The Golden State Warriors are the unquestioned favorite heading into the 2017-18 NBA Season.
An already deep roster got enhanced further with the acquisitions of Omri Casspi, Jordan Bell, and Nick Young. Casspi is a well-rounded player with a high basketball I.Q. Young is a talented -- albeit streaky -- perimeter player. Bell is an uber-athlete with tremendous defensive instincts. All three give Golden State even more versatility than before (which is hard to believe).
Though many like Houston, Oklahoma City, and San Antonio are thorns in the Warriors' proverbial side, there's only one team that truly has a chance to beat them in June: The Cleveland Cavaliers.
Cleveland went through a bit of a retooling process during the offseason -- as Kyrie Irving was shipped out in favor of Isaiah Thomas, Jae Crowder, Ante Zizic, and Brooklyn's 2018 first-round pick.

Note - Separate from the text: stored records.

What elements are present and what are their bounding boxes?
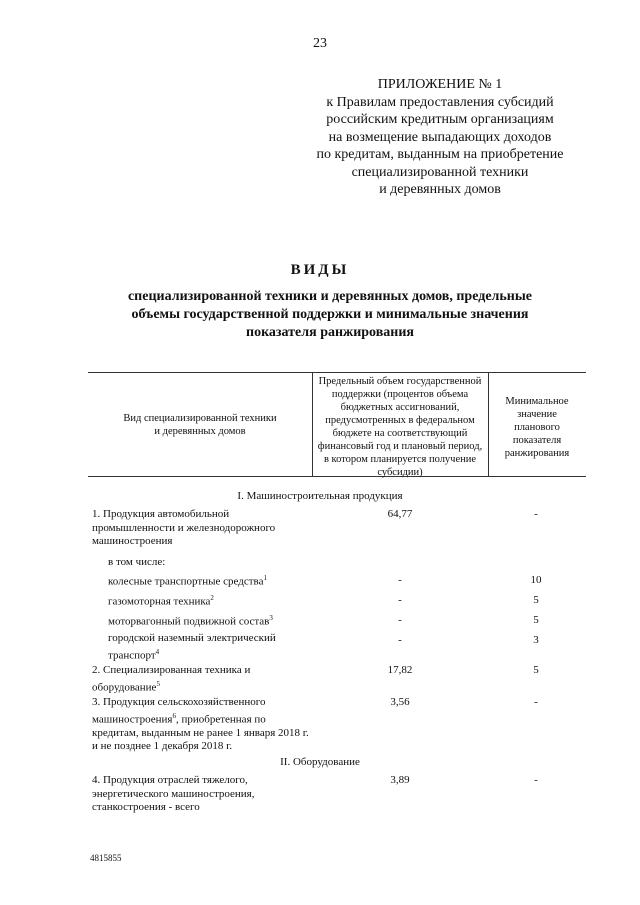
- appendix-block: [290, 76, 590, 199]
- row-label-line: 3. Продукция сельскохозяйственного: [92, 696, 266, 708]
- header-line: поддержки (процентов объема: [331, 389, 469, 400]
- min-value: -: [534, 696, 538, 708]
- row-label-text: моторвагонный подвижной состав: [108, 615, 270, 628]
- volume-value: -: [398, 614, 402, 626]
- row-label-line: [108, 572, 267, 589]
- table-top-rule: [88, 372, 586, 373]
- appendix-line: по кредитам, выданным на приобретение: [316, 147, 564, 162]
- header-line: Предельный объем государственной: [318, 376, 482, 387]
- header-line: планового: [514, 422, 560, 433]
- footnote-mark: 1: [263, 574, 267, 582]
- row-label-line: [92, 710, 309, 727]
- header-line: бюджете на соответствующий: [332, 428, 468, 439]
- row-label-text: газомоторная техника: [108, 595, 211, 608]
- header-volume: [312, 375, 488, 479]
- min-value: 5: [533, 664, 539, 676]
- footnote-mark: 3: [269, 614, 273, 622]
- footnote-mark: 5: [156, 679, 160, 688]
- row-label-text: , приобретенная по: [175, 713, 266, 726]
- table-row: [108, 592, 214, 609]
- document-title: ВИДЫ: [290, 262, 350, 278]
- row-label-line: 1. Продукция автомобильной: [92, 508, 230, 520]
- volume-value: -: [398, 574, 402, 586]
- min-value: 5: [533, 594, 539, 606]
- volume-value: 17,82: [387, 664, 413, 676]
- section-heading: I. Машиностроительная продукция: [237, 490, 403, 502]
- min-value: -: [534, 774, 538, 786]
- subtitle-line: объемы государственной поддержки и минимальные значения: [131, 307, 529, 322]
- min-value: 3: [533, 634, 539, 646]
- footnote-mark: 4: [155, 647, 160, 656]
- row-label-line: промышленности и железнодорожного: [92, 521, 276, 534]
- subtitle-line: показателя ранжирования: [246, 325, 414, 340]
- row-label-line: машиностроения: [92, 535, 173, 547]
- row-label-line: станкостроения - всего: [92, 801, 200, 813]
- header-line: ранжирования: [504, 448, 570, 459]
- table-row: [108, 612, 273, 629]
- page-number: 23: [313, 36, 327, 51]
- appendix-line: к Правилам предоставления субсидий: [326, 94, 554, 110]
- row-label-text: колесные транспортные средства: [108, 575, 264, 588]
- header-line: предусмотренных в федеральном: [325, 415, 475, 426]
- min-value: 5: [533, 614, 539, 626]
- appendix-line: на возмещение выпадающих доходов: [328, 129, 552, 145]
- header-line: финансовый год и плановый период,: [317, 441, 483, 452]
- row-label-text: транспорт: [108, 649, 156, 662]
- row-label-line: [108, 592, 214, 609]
- header-line: значение: [517, 409, 557, 420]
- volume-value: 64,77: [387, 508, 413, 520]
- appendix-line: российским кредитным организациям: [326, 112, 554, 127]
- row-label-text: машиностроения: [92, 713, 173, 726]
- header-line: и деревянных домов: [154, 426, 246, 437]
- footnote-mark: 2: [210, 594, 214, 602]
- table-row: [92, 664, 250, 695]
- min-value: 10: [530, 574, 542, 586]
- row-label-line: 2. Специализированная техника и: [92, 664, 251, 676]
- volume-value: 3,89: [390, 774, 410, 786]
- row-label-line: [108, 646, 276, 663]
- row-label-line: [108, 612, 273, 629]
- volume-value: 3,56: [390, 696, 410, 708]
- table-row: [108, 632, 276, 663]
- header-line: субсидии): [377, 467, 423, 478]
- row-label-line: 4. Продукция отраслей тяжелого,: [92, 774, 248, 786]
- row-label-line: энергетического машиностроения,: [92, 787, 255, 800]
- volume-value: -: [398, 594, 402, 606]
- document-code: 4815855: [90, 853, 122, 863]
- row-label-line: в том числе:: [108, 556, 166, 568]
- subtitle-line: специализированной техники и деревянных домов, предельные: [127, 289, 533, 304]
- appendix-line: и деревянных домов: [379, 182, 501, 197]
- section-heading: II. Оборудование: [280, 756, 360, 768]
- header-line: Минимальное: [505, 396, 569, 407]
- header-line: Вид специализированной техники: [123, 413, 277, 424]
- table-row: [108, 556, 165, 570]
- table-row: [92, 774, 255, 815]
- appendix-heading: ПРИЛОЖЕНИЕ № 1: [377, 77, 503, 92]
- volume-value: -: [398, 634, 402, 646]
- header-line: показателя: [512, 435, 562, 446]
- row-label-line: [92, 678, 250, 695]
- table-row: [92, 696, 309, 754]
- footnote-mark: 6: [172, 711, 176, 720]
- min-value: -: [534, 508, 538, 520]
- row-label-line: городской наземный электрический: [108, 632, 276, 644]
- row-label-line: кредитам, выданным не ранее 1 января 2018 г.: [92, 726, 309, 739]
- header-line: в котором планируется получение: [323, 454, 477, 465]
- header-line: бюджетных ассигнований,: [340, 402, 460, 413]
- row-label-line: и не позднее 1 декабря 2018 г.: [92, 740, 233, 753]
- row-label-text: оборудование: [92, 681, 157, 694]
- header-type: [90, 412, 310, 438]
- table-row: [108, 572, 267, 589]
- table-row: [92, 508, 275, 549]
- appendix-line: специализированной техники: [351, 164, 529, 180]
- document-subtitle: [80, 288, 580, 342]
- header-min-value: [488, 395, 586, 460]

First-year GM Koby Altman also managed to sign Derrick Rose, Dwyane Wade, and Jeff Green on short deals.
Completing the offseason transition, it was recently announced that Kevin Love would start at center -- with the defensive-minded Tristan Thompson coming off the bench. Wade and Rose will make up the backcourt on opening night, with Crowder and the ageless LeBron James filling out the frontcourt.
The list of transactions may not put Cleveland over-the-top when compared to Golden State, but the squad is unquestionably more improved when compared to last year's roster.
Depth is certainly far greater across the board. Once Thomas returns from his hip ailment, Cleveland will legitimately field a 10-man rotation. He'll slot into the starting lineup next to Wade, James, Crowder, and Love. On the bench, Thompson will be flanked by Green, Kyle Korver, J.R. Smith, and Rose. Even then, the Cavs will have the option of playing Zizic against bigger teams, Channing Frye when the floor needs to be spread, and intriguing rookie Cedi Osman.
The addition of Crowder cannot be overstated enough. His skills as a corner three-point shooter should work immensely well with James' penchant for finding the open man on drives to the cup. Crowder also instantly becomes the best perimeter defender on the team. He has the versatility to guard multiple positions on the floor. This aspect not only frees James up to roam and not expel a ton of energy defensively, but it also enables Cleveland to use Crowder on the likes of Kevin Durant during a hypothetical Finals series.
Duly, Crowder's presence should offer Cleveland the ability to field their version of the "death" lineup. James could match Draymond Green as the de facto center in this situation. (Jeff) Green and Crowder would be on the floor as athletic wing defenders. In the backcourt, a shooter such as Korver or Smith would be positioned next to either Thomas or Rose. Additionally, we could see Wade as the second guard alongside a perimeter shooter. This makes Cleveland much more dynamic offensively when compared to the isolation, 'bully-ball' they've employed in the past.
The health of Thomas will be a major storyline going forward. He drew much of the headlines in the deal for the disgruntled Irving. He's tentatively slated to return in late December/early January -- though his hip has been problematic for over a year. In his absence, Rose will command the point guard spot. Playing for a tumultuous mess of a franchise in New York, Rose had a very underrated 2016-17 year -- as he averaged 18.0 PPG and 4.4 APG on 47.1-percent from the floor. He's not the MVP-level Rose from his Chicago days. However, the 29-year-old is more than serviceable as a starter -- and would potentially be a very good reserve point guard once Thomas returns.
If Thomas flashes the form from a year ago, Cleveland would be getting an incredibly dynamic player with the ability to score from anywhere on the floor. With Love at center, the floor would be spread for Thomas to create off the bounce. For that matter, Wade and Rose will also benefit from such a scenario.
James may be asked to shoulder more of the load with Thomas out. If this situation does come to fruition, is it really a bad thing? We could see one more season of 'top-of-the-mountain' James before his game slowly starts to erode.
This current Golden State squad is arguably the most versatile team in the history of the NBA. While Cleveland isn't as innately talented across the board, there's certainly reasons for optimism with the newfound sources of length and defensive prowess.